Cristina Mittermeier and Paul Nicklen  

SeaLegacy

In 2014 Cristina Mittermeier and Paul Nicklen, married marine biologists and renowned award-winning wildlife photographers for National Geographic and numerous other publications, founded SeaLegacy, a “global network of storytellers” who use their art and expertise in media and communications to fuel a world-wide community focused on restoring the ocean’s health and abundance. In 2020, on the fiftieth anniversary of Earth Day, Mittermeier and Nicklen announced their flagship project: Only One, a web-based platform showcasing original content, driving people to take action and change their habits for the benefit of the ocean. SeaLegacy expeditions and work educate their couple’s significant international following about key conservation tipping points across the planet.

Bill Kurtis and Donna La Pietra

Fans of the popular NPR radio game show Wait, Wait…Don’t Tell Me will recognize Bill Kurtis as the show’s official judge and scorekeeper.  Kurtis, a Chicago-based news anchor is also the co-founder, along with his wife Donna LaPietra, a longtime television news producer, of a documentary film production company, Kurtis Productions.

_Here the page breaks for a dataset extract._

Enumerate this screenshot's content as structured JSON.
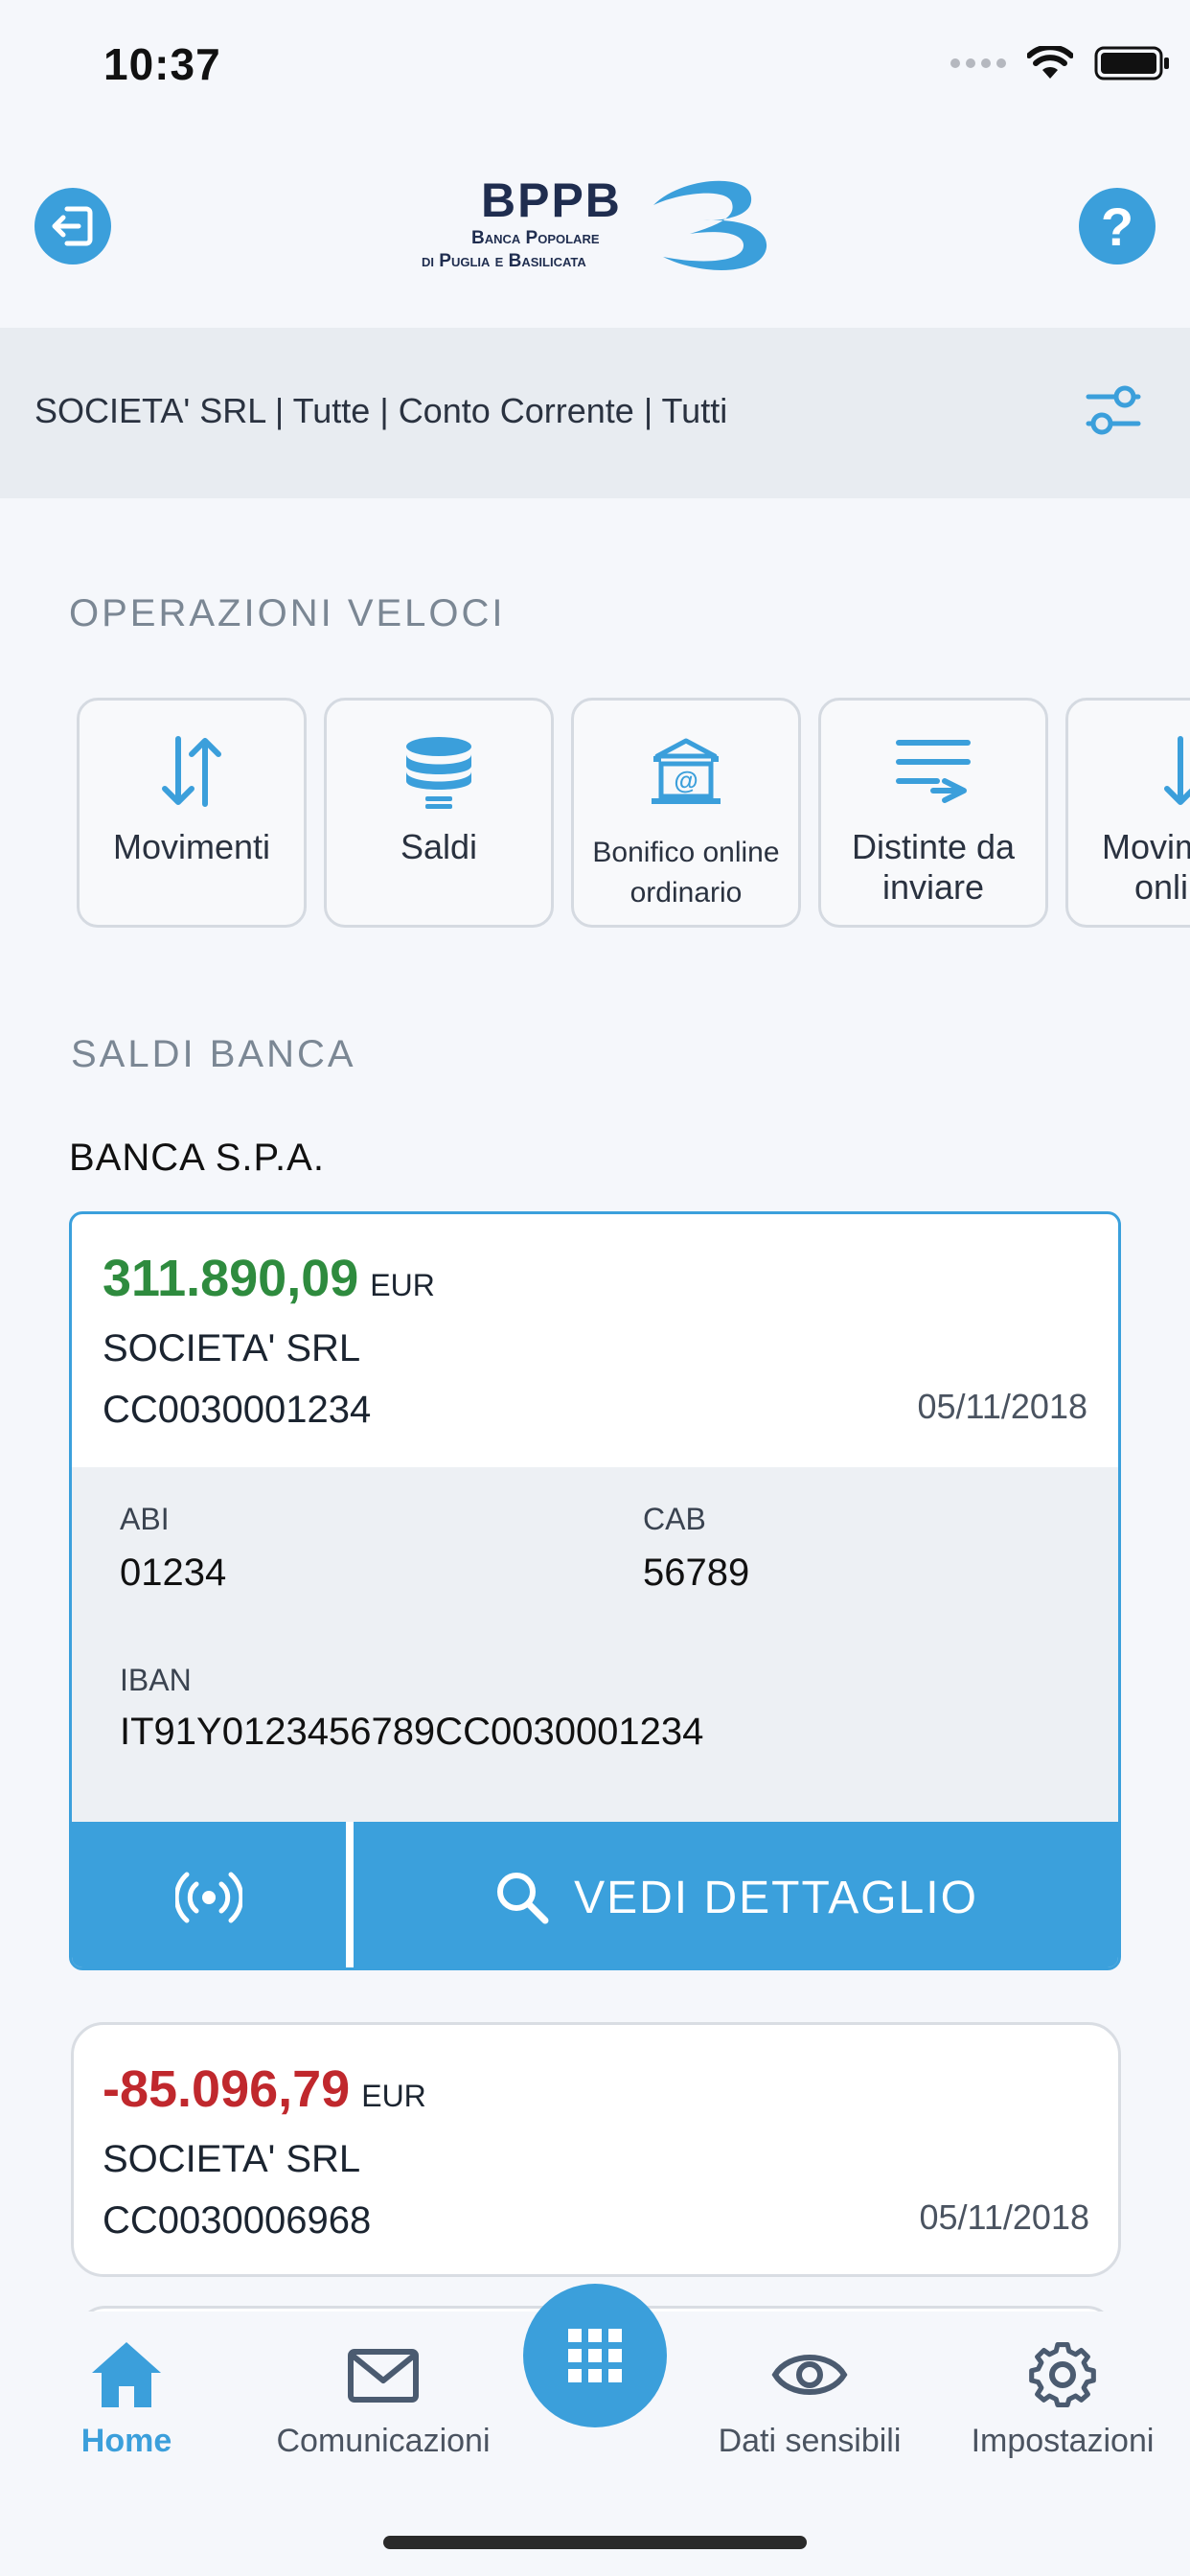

The couple are deeply committed to protecting the environment. They have transformed their home, the 65-acre Mettawa Manor, into an ecological and agricultural model. “On much of the land we steward in Illinois, we have focused on restoring deep-rooted native prairie plants with their ability to capture and store carbon as a major tool in drawing down the amount of carbon dioxide escaping into the atmosphere” says LaPietra. “ If the grasslands of the world were properly managed, we could reduce carbon dioxide by a third.”  Kurtis and La Pietra sit on the Boards of the Chicago Botanic Garden, Field Museum, Millennium Park and support prairie tours and lectures through their Kurtis Conservation Foundation.